Child of Light
- Genre: fantasy RPG
- Is the main character dead: not really
- Are they death itself, or do they wield its power: no
Child of Light seems to be a seemingly sweet fairy tale about a princess traveling through fantastic lands. All this in a wonderfully colorful graphic design and with a soundtrack that comes close to genius. The beings who die here die only symbolically, without blood spill, without brutality. However, this doesn't change the fact that the whole game is about death.
The main character dies at the very beginning. Everything that happens next is just a figment of her imagination, the last flashes of mind before ceasing to exist. If you look at the game from this perspective, it seems more of a gentle taming of death than a candy fairy tale without much meaning.

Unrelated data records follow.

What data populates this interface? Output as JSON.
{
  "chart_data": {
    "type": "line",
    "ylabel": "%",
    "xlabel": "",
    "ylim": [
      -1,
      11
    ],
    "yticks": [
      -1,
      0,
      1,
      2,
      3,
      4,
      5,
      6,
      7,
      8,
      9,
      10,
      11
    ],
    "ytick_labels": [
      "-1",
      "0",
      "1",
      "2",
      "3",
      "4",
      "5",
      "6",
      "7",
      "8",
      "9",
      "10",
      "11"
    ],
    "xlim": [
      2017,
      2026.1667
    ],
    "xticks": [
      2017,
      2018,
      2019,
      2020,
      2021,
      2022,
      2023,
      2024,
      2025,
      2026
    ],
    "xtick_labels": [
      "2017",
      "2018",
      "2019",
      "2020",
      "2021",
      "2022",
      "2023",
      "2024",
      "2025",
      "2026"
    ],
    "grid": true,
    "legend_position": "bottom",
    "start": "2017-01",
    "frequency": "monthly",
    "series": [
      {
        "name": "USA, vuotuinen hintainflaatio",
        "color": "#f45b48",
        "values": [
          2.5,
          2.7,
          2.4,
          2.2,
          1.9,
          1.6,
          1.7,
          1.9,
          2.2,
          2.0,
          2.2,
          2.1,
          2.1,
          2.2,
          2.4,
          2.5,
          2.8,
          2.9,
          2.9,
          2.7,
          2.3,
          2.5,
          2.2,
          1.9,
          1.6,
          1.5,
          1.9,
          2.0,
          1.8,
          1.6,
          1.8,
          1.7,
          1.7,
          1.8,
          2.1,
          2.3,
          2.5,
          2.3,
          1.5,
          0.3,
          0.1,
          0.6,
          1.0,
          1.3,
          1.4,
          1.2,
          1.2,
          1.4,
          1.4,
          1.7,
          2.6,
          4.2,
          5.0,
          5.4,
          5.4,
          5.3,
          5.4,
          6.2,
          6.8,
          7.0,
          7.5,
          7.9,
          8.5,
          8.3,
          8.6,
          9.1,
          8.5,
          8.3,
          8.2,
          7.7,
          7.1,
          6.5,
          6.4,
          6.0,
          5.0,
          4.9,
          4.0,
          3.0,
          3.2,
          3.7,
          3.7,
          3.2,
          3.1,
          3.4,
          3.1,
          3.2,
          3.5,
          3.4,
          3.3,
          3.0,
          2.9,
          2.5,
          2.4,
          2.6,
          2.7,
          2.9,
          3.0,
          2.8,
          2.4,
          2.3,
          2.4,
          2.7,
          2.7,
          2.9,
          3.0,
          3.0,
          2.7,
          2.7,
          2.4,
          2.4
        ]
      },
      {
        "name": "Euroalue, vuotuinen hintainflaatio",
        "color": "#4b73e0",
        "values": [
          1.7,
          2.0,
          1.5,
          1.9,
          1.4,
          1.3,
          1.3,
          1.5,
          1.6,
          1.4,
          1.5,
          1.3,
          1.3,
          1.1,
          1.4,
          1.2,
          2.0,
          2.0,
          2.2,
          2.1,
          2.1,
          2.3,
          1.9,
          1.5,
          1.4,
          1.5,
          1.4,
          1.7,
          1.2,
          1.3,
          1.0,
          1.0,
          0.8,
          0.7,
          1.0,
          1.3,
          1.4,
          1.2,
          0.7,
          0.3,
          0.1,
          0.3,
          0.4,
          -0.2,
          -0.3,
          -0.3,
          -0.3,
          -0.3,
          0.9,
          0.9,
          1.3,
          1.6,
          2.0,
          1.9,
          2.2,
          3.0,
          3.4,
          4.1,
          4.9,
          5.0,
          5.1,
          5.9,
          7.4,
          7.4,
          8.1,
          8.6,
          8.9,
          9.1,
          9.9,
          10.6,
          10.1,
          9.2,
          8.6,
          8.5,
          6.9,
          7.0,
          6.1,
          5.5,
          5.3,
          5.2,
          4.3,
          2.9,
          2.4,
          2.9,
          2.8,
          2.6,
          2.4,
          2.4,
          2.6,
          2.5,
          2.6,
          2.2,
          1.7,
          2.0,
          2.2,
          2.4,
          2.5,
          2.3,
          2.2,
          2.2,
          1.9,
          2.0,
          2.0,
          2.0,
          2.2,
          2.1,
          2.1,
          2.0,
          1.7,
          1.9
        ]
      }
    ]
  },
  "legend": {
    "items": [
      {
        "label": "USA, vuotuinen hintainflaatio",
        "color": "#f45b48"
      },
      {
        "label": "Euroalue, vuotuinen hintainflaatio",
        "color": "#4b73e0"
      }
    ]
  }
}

Aurora, the main character, imagines gathering her friends, who represent parts of her own personality, and growing up to overcome her own anger, personified by her step mother. At the end, for the first time in her life, she manages to feel fulfilled and at peace with her fate. All that goes on in her imagination is a product of Aurora's refusal to accept her own fate. When she finally does come to terms with it, the fantasy land becomes her home.
- Child of Light in our encyclopedia
Death's Gambit is a metroidvania in a completely different style from Child of Light. There is a lot of brutality and literal combat. In the game, we play the role of Gambit, the envoy of Death, whose task is to get rid of all who, despite their old age, still defy it. There are many actions and projects drawn up by inventive vampires and other monsters, but less considerations about death as such, so the game only gets a honorable mention.

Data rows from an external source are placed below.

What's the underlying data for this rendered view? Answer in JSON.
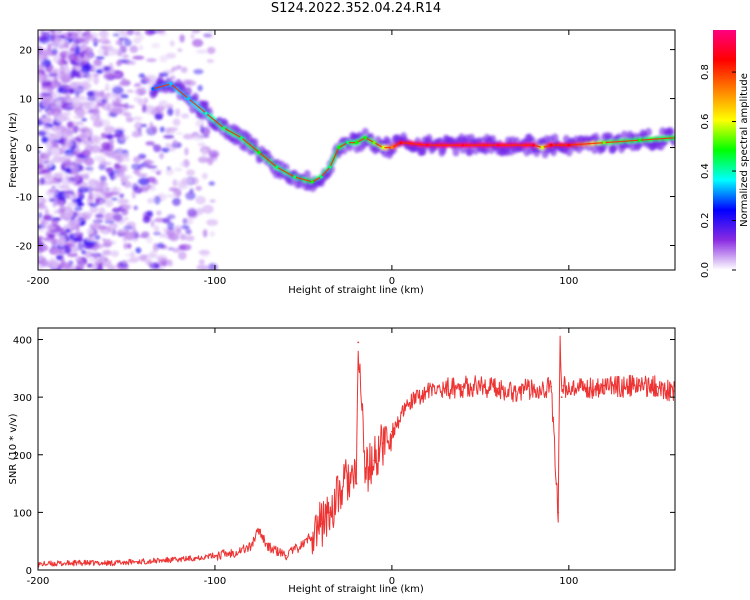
{
  "title": "S124.2022.352.04.24.R14",
  "chart_data": [
    {
      "type": "heatmap",
      "title": "",
      "xlabel": "Height of straight line (km)",
      "ylabel": "Frequency (Hz)",
      "xlim": [
        -200,
        160
      ],
      "ylim": [
        -25,
        24
      ],
      "x_ticks": [
        -200,
        -100,
        0,
        100
      ],
      "y_ticks": [
        -20,
        -10,
        0,
        10,
        20
      ],
      "colorbar": {
        "label": "Normalized spectral amplitude",
        "range": [
          0,
          0.97
        ],
        "ticks": [
          0.0,
          0.2,
          0.4,
          0.6,
          0.8
        ],
        "colors": [
          "#ffffff",
          "#8a2be2",
          "#0000ff",
          "#00ffff",
          "#00ff00",
          "#ffff00",
          "#ff8000",
          "#ff0000",
          "#ff0080"
        ]
      },
      "ridge": {
        "description": "dominant frequency track",
        "x": [
          -135,
          -125,
          -115,
          -105,
          -95,
          -85,
          -75,
          -65,
          -55,
          -45,
          -40,
          -35,
          -30,
          -25,
          -20,
          -15,
          -10,
          -5,
          0,
          5,
          20,
          40,
          60,
          80,
          85,
          90,
          100,
          120,
          140,
          160
        ],
        "y": [
          12,
          13,
          10,
          7,
          4,
          2,
          -1,
          -4,
          -6,
          -7,
          -6,
          -4,
          0,
          1,
          1,
          2,
          1,
          0,
          0,
          1,
          0.5,
          0.5,
          0.5,
          0.5,
          0,
          0.5,
          0.5,
          1,
          1.5,
          2
        ],
        "amplitude": [
          0.3,
          0.35,
          0.35,
          0.4,
          0.45,
          0.45,
          0.5,
          0.45,
          0.45,
          0.5,
          0.45,
          0.45,
          0.5,
          0.45,
          0.5,
          0.5,
          0.55,
          0.6,
          0.75,
          0.9,
          0.95,
          0.95,
          0.95,
          0.95,
          0.6,
          0.9,
          0.9,
          0.55,
          0.5,
          0.5
        ]
      }
    },
    {
      "type": "line",
      "title": "",
      "xlabel": "Height of straight line (km)",
      "ylabel": "SNR (10 * v/v)",
      "xlim": [
        -200,
        160
      ],
      "ylim": [
        0,
        420
      ],
      "x_ticks": [
        -200,
        -100,
        0,
        100
      ],
      "y_ticks": [
        0,
        100,
        200,
        300,
        400
      ],
      "color": "#ee3333",
      "series": [
        {
          "x": [
            -200,
            -180,
            -160,
            -140,
            -120,
            -100,
            -90,
            -80,
            -75,
            -70,
            -60,
            -50,
            -40,
            -35,
            -30,
            -25,
            -20,
            -19,
            -15,
            -10,
            -5,
            0,
            10,
            20,
            30,
            40,
            50,
            60,
            70,
            80,
            90,
            93,
            94,
            95,
            96,
            97,
            100,
            110,
            120,
            130,
            140,
            150,
            160
          ],
          "y": [
            10,
            12,
            12,
            15,
            18,
            25,
            30,
            40,
            70,
            40,
            25,
            45,
            80,
            100,
            130,
            160,
            150,
            395,
            170,
            190,
            220,
            240,
            290,
            310,
            315,
            318,
            320,
            315,
            310,
            315,
            318,
            150,
            100,
            420,
            300,
            320,
            310,
            315,
            320,
            318,
            320,
            318,
            310
          ]
        }
      ]
    }
  ]
}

Guacamelee! is a platformer so incredibly colorful and filled with dynamic action that it is impossible to tear yourself away from the screen. The creators take advantage of the vibrant Mexican culture – which treats death in a completely different way than, for example, Europeans. There are many dead people and even more deaths here, but the thrilling action doesn't really leave time for any reflections on the differences in the concept of death.